EU foreign policy chief Federica Mogherini (L) at a media conference with PM Benjamin Netanyahu in Jerusalem November 7, 2014.
Israel on Sunday stepped up its battle with the EU over its decision to label products from the settlements, with Prime Minister Benjamin Netanyahu suspending diplomatic contacts regarding the Middle East peace process pending completion of a “reassessment” by the Foreign Ministry of the EU's role in that process.
According to a Foreign Ministry statement, Israel will continue to have diplomatic contacts with individual EU countries – such as Germany, Britain and France – but not with EU institutions. Netanyahu is scheduled to meet with French President François Hollande and new Polish Prime Minister Beata Szydło in Paris on Monday.
The Foreign Ministry spokesman did not provide details of any other practical consequences stemming from the decision, such as whether this would mean that Netanyahu would not meet with EU foreign policy chief Federica Mogherini on issues pertaining to the Palestinians. The decision comes at a time when there is very little movement in the diplomatic process with the Palestinian Authority.
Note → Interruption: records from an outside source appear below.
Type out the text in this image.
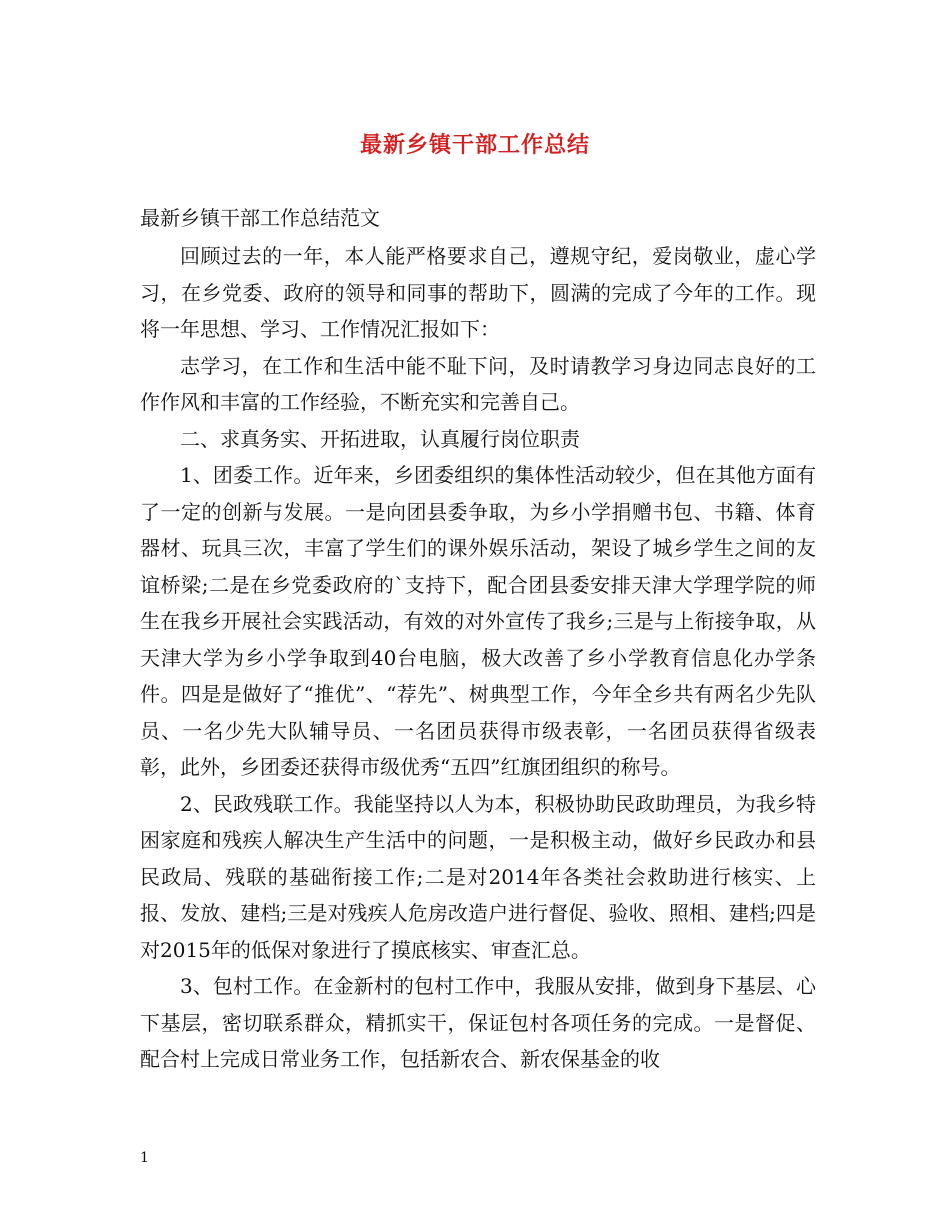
最新乡镇干部工作总结
最新乡镇干部工作总结范文

回顾过去的一年，本人能严格要求自己，遵规守纪，爱岗敬业，虚心学习，在乡党委、政府的领导和同事的帮助下，圆满的完成了今年的工作。现将一年思想、学习、工作情况汇报如下：

志学习，在工作和生活中能不耻下问，及时请教学习身边同志良好的工作作风和丰富的工作经验，不断充实和完善自己。

二、求真务实、开拓进取，认真履行岗位职责

1、团委工作。近年来，乡团委组织的集体性活动较少，但在其他方面有了一定的创新与发展。一是向团县委争取，为乡小学捐赠书包、书籍、体育器材、玩具三次，丰富了学生们的课外娱乐活动，架设了城乡学生之间的友谊桥梁;二是在乡党委政府的`支持下，配合团县委安排天津大学理学院的师生在我乡开展社会实践活动，有效的对外宣传了我乡;三是与上衔接争取，从天津大学为乡小学争取到40台电脑，极大改善了乡小学教育信息化办学条件。四是是做好了“推优”、“荐先”、树典型工作，今年全乡共有两名少先队员、一名少先大队辅导员、一名团员获得市级表彰，一名团员获得省级表彰，此外，乡团委还获得市级优秀“五四”红旗团组织的称号。

2、民政残联工作。我能坚持以人为本，积极协助民政助理员，为我乡特困家庭和残疾人解决生产生活中的问题，一是积极主动，做好乡民政办和县民政局、残联的基础衔接工作;二是对2014年各类社会救助进行核实、上报、发放、建档;三是对残疾人危房改造户进行督促、验收、照相、建档;四是对2015年的低保对象进行了摸底核实、审查汇总。

3、包村工作。在金新村的包村工作中，我服从安排，做到身下基层、心下基层，密切联系群众，精抓实干，保证包村各项任务的完成。一是督促、配合村上完成日常业务工作，包括新农合、新农保基金的收

1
The EU, meanwhile, had no immediate response, with one EU official saying that the organization is first trying to understand the implications of the statement.
Soon after the EU decided earlier this month to label products from the settlements, Jerusalem decided to suspend diplomatic dialogue with the EU for a few weeks to strongly protest Brussel’s decision.
The EU has consistently downplayed the impact of the guidelines, saying it was only a “technical matter.” An EU commission spokesman said earlier this month the labeling would simply “ensure the uniform application of the rules concerning the indication of origin of Israeli settlement products. The aim is to ensure effective implementation of existing EU legislation.”
The guidelines provide member states with legal instructions as to the placement of consumer labels on products from the West Bank, east Jerusalem and the Golan Heights to inform European consumers that they are not “made in Israel.”
The move infuriated Jerusalem, which said it paves the way to a boycott of Israeli products.
At the recent Jerusalem Post Diplomatic Conference in Jerusalem, Netanyahu blasted the EU’s decision, calling it “absolutely absurd and morally abhorrent, because on the soil of Europe within living memory, Jewish products were labeled, Jewish stores were labeled.”
EU Ambassador to Israel Lars Faaborg-Andersen hit back at the conference against any comparisons with Nazi boycotts of Jewish businesses, saying this was a “distortion of history and belittlement of the crimes of the Nazis, and the memory of their victims.”
Faaborg-Andersen unequivocally refuted claims that the settlement labeling was tantamount to a boycott of Israeli products.
“Talk of a European boycott just does not stand up to a reality check. Let me say loud and clear: Europe is not boycotting Israel, and Europe is not boycotting settlements,” he said.